I loved the raw wrap. Astonishingly, the wrapper is made with banana and apple (puréed, rolled flat and dehydrated for half a day). Savoury and slightly sweet, it’s used to encase “spiralised” sweet potato — which looks a little like noodles — mixed with pesto and macadamia mayonnaise. This was rich and savoury, and it’s hard to believe there’s no Parmesan in the pesto.

I also had a taste of the Italian pasta dish — a loose tomato sauce, with artichokes, olives and basil —  but unfortunately chose to have it with tofu ribbons, which were disconcertingly chewy.

It seems you eat and eat, and don’t get really full, or at least not in the same way you would if you’d eaten a steak and fries. This is guilt-free eating, which means you can order a whole lot of desserts. The Mila Rose (named after one of owner Dimitri Gutjahr’s daughters) is a puck of ground pecans, dates, a little salt and coconut oil encased in Belgian chocolate. The mixed berry pudding is bright pink and made, apart from the berries, with something called branflake peanut butter and cashew nut cream.
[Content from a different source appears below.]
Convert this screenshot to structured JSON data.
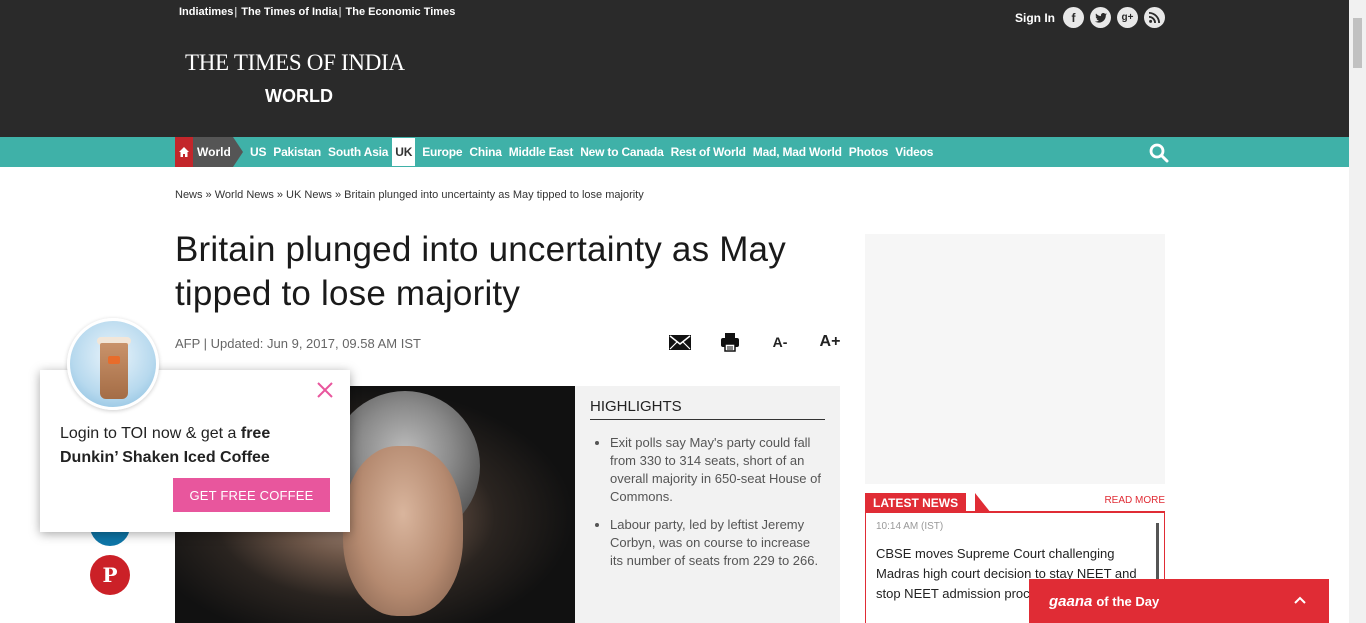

It was smooth and tart and again it was hard to believe it contained no dairy products.

Gutjahr says that in compiling his menu he has been guided not only by what tastes good, but also by what feels good, leaving the diner “energised, sparkling”.

He rails against diets that include mostly processed or refined food, saying “people don’t realise how much shit they’re eating”, and believes we should all pay greater attention to proper nutrition.

Greenside Café is a small, unadorned shop and the preparation of all these nut pestos and pastes means there’s a lot of blending going on in the kitchen — set at the back and open to the restaurant — so if noise bothers you, get a table outside.